En cassant les codes. La question des luttes pour les droits des femmes est sans cesse minimisée et attaquée. Les féministes sont caricaturées à outrance, victimes d’attaques violentes et rabaissées à une sous catégorie de dingues. C’est un procès indigne fait à des femmes tenaces et courageuses qui œuvrent pour une société consciente et plus juste. En tant qu’homme j’ai cherché à contribuer à cette lutte, sans parasiter la parole des concernées.

Dessiner est une solution parfaite, elle me permet d’exprimer des idées et de délivrer des messages, sans me mettre en avant en tant qu’individu au sens physique du terme. Mes dessins vivent en dehors de moi.

Ils sont une interface qui me permet de militer sans envahir l’espace, Visant n’étant plus in fine qu’une signature en bas de page. Et comme je ne suis pas friand des projecteurs, cette forme de confidentialité me convient parfaitement.

Vous dites dans la présentation que ce combat est tristement d’actualité…

En 2016, nous devons encore batailler pour des questions élémentaires : égalité salariale et de carrière, partage des tâches, violences sociétales, stéréotypes, droit à disposer de son corps ; la liste n’est pas exhaustive.

C’est absolument inacceptable.
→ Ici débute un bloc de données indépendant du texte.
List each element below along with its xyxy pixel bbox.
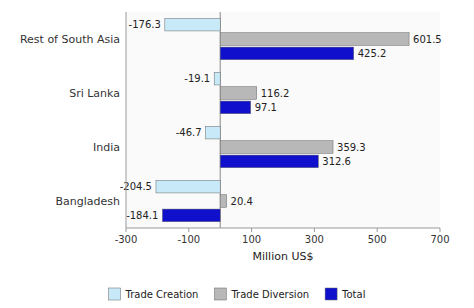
data-label: -176.3: [129, 19, 161, 30]
bar: [220, 155, 318, 168]
y-axis-line: [126, 12, 127, 228]
bar: [220, 101, 250, 114]
x-tick: [314, 228, 315, 232]
legend-label: Trade Diversion: [230, 289, 309, 300]
x-tick: [126, 228, 127, 232]
chart: -204.5 20.4 -184.1 -46.7 359.3 312.6 -19.1 116.…: [0, 0, 474, 308]
x-tick: [377, 228, 378, 232]
y-tick-label: Sri Lanka: [69, 87, 120, 100]
data-label: -204.5: [120, 181, 152, 192]
x-tick: [188, 228, 189, 232]
legend-swatch: [109, 288, 121, 300]
data-label: 97.1: [255, 102, 277, 113]
bar: [220, 195, 226, 208]
x-tick-label: 100: [242, 234, 261, 245]
data-label: -184.1: [126, 210, 158, 221]
x-tick: [251, 228, 252, 232]
data-label: 20.4: [231, 196, 253, 207]
data-label: 312.6: [322, 156, 351, 167]
x-axis-line: [126, 228, 440, 229]
bar: [162, 209, 220, 222]
x-tick: [440, 228, 441, 232]
bars: [156, 12, 409, 228]
bar: [156, 180, 220, 193]
x-axis-label: Million US$: [253, 250, 314, 263]
legend-label: Total: [341, 289, 365, 300]
y-tick-label: Bangladesh: [56, 195, 121, 208]
legend: Trade Creation Trade Diversion Total: [109, 288, 366, 300]
plot-area: [126, 12, 440, 228]
legend-label: Trade Creation: [125, 289, 199, 300]
data-labels: -204.5 20.4 -184.1 -46.7 359.3 312.6 -19.1 116.…: [120, 19, 442, 221]
data-label: 359.3: [337, 142, 366, 153]
bar: [206, 126, 221, 139]
x-tick-label: -100: [177, 234, 200, 245]
data-label: 601.5: [413, 34, 442, 45]
data-label: -46.7: [176, 127, 202, 138]
bar: [220, 87, 256, 100]
legend-swatch: [325, 288, 337, 300]
data-label: 425.2: [358, 48, 387, 59]
y-tick-label: Rest of South Asia: [20, 33, 120, 46]
legend-item: Total: [325, 288, 365, 300]
x-tick-label: -300: [115, 234, 138, 245]
bar: [220, 141, 333, 154]
bar: [214, 72, 220, 85]
x-tick-label: 300: [305, 234, 324, 245]
data-label: 116.2: [261, 88, 290, 99]
y-tick-label: India: [93, 141, 120, 154]
data-label: -19.1: [184, 73, 210, 84]
bar: [220, 33, 409, 46]
x-tick-label: 500: [368, 234, 387, 245]
bar: [165, 18, 220, 31]
legend-swatch: [214, 288, 226, 300]
bar: [220, 47, 354, 60]
x-tick-label: 700: [430, 234, 449, 245]
legend-item: Trade Creation: [109, 288, 199, 300]
legend-item: Trade Diversion: [214, 288, 309, 300]
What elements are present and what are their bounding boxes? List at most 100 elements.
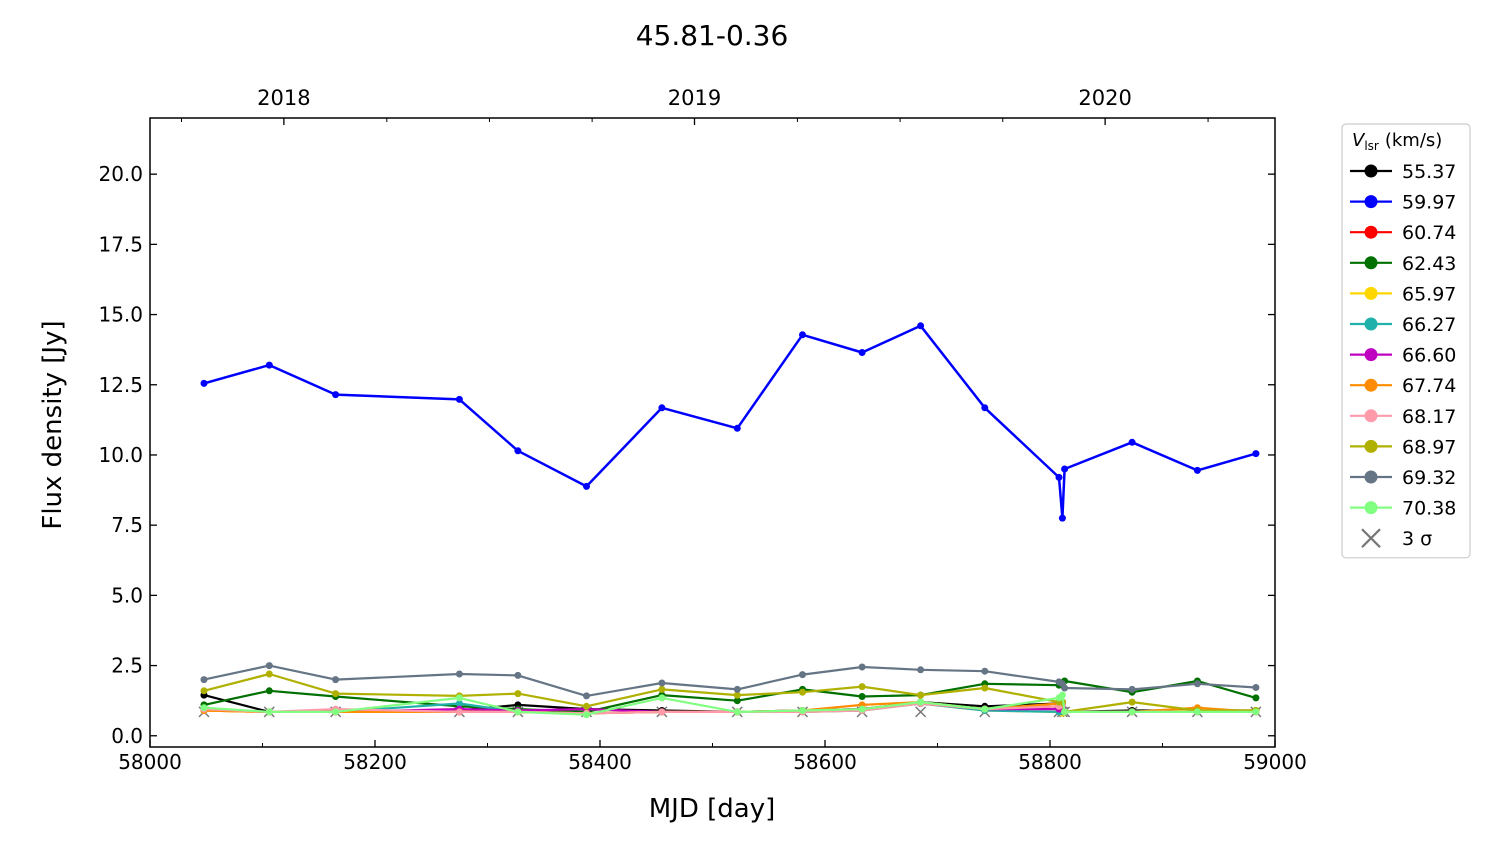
data-point <box>858 693 866 700</box>
data-point <box>1128 438 1136 446</box>
legend-label: 60.74 <box>1402 222 1456 244</box>
sigma-marker <box>915 706 927 718</box>
data-point <box>1252 450 1260 458</box>
data-point <box>733 708 741 716</box>
legend-item: 69.32 <box>1350 467 1456 489</box>
data-point <box>514 447 522 455</box>
legend-marker <box>1364 286 1378 300</box>
legend-item: 67.74 <box>1350 375 1456 397</box>
legend-item: 55.37 <box>1350 161 1456 183</box>
series-line <box>203 672 1256 713</box>
y-tick-label: 0.0 <box>111 724 143 748</box>
top-tick-label: 2019 <box>668 86 721 110</box>
chart-title: 45.81-0.36 <box>636 19 789 52</box>
data-point <box>1252 708 1260 716</box>
data-point <box>514 671 522 679</box>
series-line <box>203 324 1257 520</box>
y-tick-label: 20.0 <box>98 162 143 186</box>
data-point <box>455 700 463 707</box>
data-point <box>200 704 208 712</box>
y-tick-label: 12.5 <box>98 373 143 397</box>
data-point <box>1061 465 1069 473</box>
data-point <box>514 690 522 698</box>
data-point <box>200 379 208 387</box>
data-point <box>265 662 273 670</box>
y-axis-label: Flux density [Jy] <box>38 320 68 529</box>
legend-marker <box>1364 225 1378 239</box>
y-tick-label: 10.0 <box>98 443 143 467</box>
data-point <box>1058 514 1066 522</box>
legend-marker <box>1364 409 1378 423</box>
data-point <box>1252 694 1260 702</box>
data-point <box>583 711 590 719</box>
legend-item: 65.97 <box>1350 283 1456 305</box>
data-point <box>583 692 590 700</box>
legend-title-unit: (km/s) <box>1385 130 1442 151</box>
legend-label: 68.97 <box>1402 436 1456 458</box>
data-point <box>733 685 741 693</box>
data-point <box>265 361 273 369</box>
y-tick-label: 7.5 <box>111 513 143 537</box>
y-tick-label: 5.0 <box>111 583 143 607</box>
data-point <box>1128 685 1136 693</box>
legend-cross-marker <box>1361 528 1381 548</box>
data-point <box>917 691 925 699</box>
x-tick-label: 58000 <box>118 750 182 774</box>
data-point <box>658 685 666 693</box>
legend-marker <box>1364 256 1378 270</box>
data-point <box>265 670 273 678</box>
data-point <box>917 322 925 330</box>
legend-item: 60.74 <box>1350 222 1456 244</box>
legend-label: 55.37 <box>1402 161 1456 183</box>
data-point <box>858 705 866 713</box>
x-axis-label: MJD [day] <box>649 794 776 824</box>
data-point <box>332 391 340 399</box>
legend-marker <box>1364 317 1378 331</box>
data-point <box>332 690 340 698</box>
legend-marker <box>1364 470 1378 484</box>
data-point <box>1128 698 1136 706</box>
data-point <box>455 670 463 678</box>
legend-item: 59.97 <box>1350 192 1456 214</box>
data-point <box>1055 473 1063 481</box>
legend-marker <box>1364 195 1378 209</box>
data-point <box>265 687 273 695</box>
legend-title-symbol: V <box>1352 130 1366 151</box>
series-59-97 <box>200 322 1260 522</box>
legend-marker <box>1364 378 1378 392</box>
legend-marker <box>1364 348 1378 362</box>
top-tick-label: 2018 <box>257 86 310 110</box>
legend-title: Vlsr (km/s) <box>1352 130 1442 153</box>
data-point <box>981 667 989 675</box>
legend-label: 66.60 <box>1402 345 1456 367</box>
legend-title-subscript: lsr <box>1364 139 1379 153</box>
legend-item: 70.38 <box>1350 498 1456 520</box>
legend-marker <box>1364 439 1378 453</box>
data-point <box>917 698 925 706</box>
data-point <box>332 708 340 716</box>
data-point <box>981 705 989 713</box>
x-tick-label: 58600 <box>793 750 857 774</box>
series-69-32 <box>200 662 1260 700</box>
data-point <box>799 688 806 696</box>
legend-label: 69.32 <box>1402 467 1456 489</box>
legend-item: 66.60 <box>1350 345 1456 367</box>
data-point <box>858 663 866 671</box>
data-point <box>858 683 866 691</box>
plot-frame <box>149 117 1276 748</box>
legend-box <box>1341 123 1471 559</box>
legend-item: 68.97 <box>1350 436 1456 458</box>
data-point <box>583 482 590 490</box>
plot-marks <box>198 322 1262 719</box>
data-point <box>658 404 666 412</box>
legend-item: 68.17 <box>1350 406 1456 428</box>
legend-label: 65.97 <box>1402 283 1456 305</box>
data-point <box>455 395 463 403</box>
data-point <box>1193 466 1201 474</box>
legend-label: 62.43 <box>1402 253 1456 275</box>
x-tick-label: 58400 <box>568 750 632 774</box>
data-point <box>200 676 208 684</box>
x-tick-label: 59000 <box>1243 750 1307 774</box>
data-point <box>1128 708 1136 716</box>
legend: Vlsr (km/s) 55.37 59.97 60.74 62.43 65.97 66.27… <box>1341 123 1471 559</box>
Aucune société dite « évoluée » ne devrait tolérer un tel système oppressif basé uniquement sur une discrimination de genre. Nos parentes, nos mères, nos compagnes, nos sœurs, nos filles, nos amies ne sont pas des êtres de seconde zone.

On parle de plus de la moitié de l’humanité. Quand par exemple des droits fondamentaux comme l’IVG sont régulièrement remis en cause il est impératif de s’y opposer. La colère est légitime, et nécessaire pour mettre fin à ce gâchis.

Quels sont votre style et vos influences ?

Je dirais « taquin » avec une touche de piment ! J’ai une passion dévorante pour l’humour noir, la saine provocation qui décolle la pulpe du fond. J’aime l’influence anglaise à la manière des Monty Pythons, l’humour noir lettré d’un Desproges. Pour le dessin, j’ai grandi avec des auteurs comme Reiser, Cabu, Gotlib, F’murr, Pratt, Waterson, Spiegelman, Otomo…

Qu’est-ce qui vous plait dans la caricature ?

La distance qu’elle provoque, sa capacité à mettre en lumière et à mettre le doigt là où ça fait mal. Elle oblige aussi à rechercher le maximum d’efficacité dans l’analyse et dans la retranscription. Une alliance exigeante entre écriture et dessin. C’est une discipline sans filet. Il n’y pas de seconde chance, un peu comme dans la calligraphie. Ce qui me plait également c’est d’être capable de partager du rire, une pause dans la gravité ambiante.

J’ai reçu un jour un message de remerciement d’une personne me disant que la première chose qu’elle faisait le matin, après avoir allumé son ordinateur, consistait à aller voir ma dernière publication, car cela lui donnait sa dose de rire pour attaquer la journée. Là j’estime être à ma place.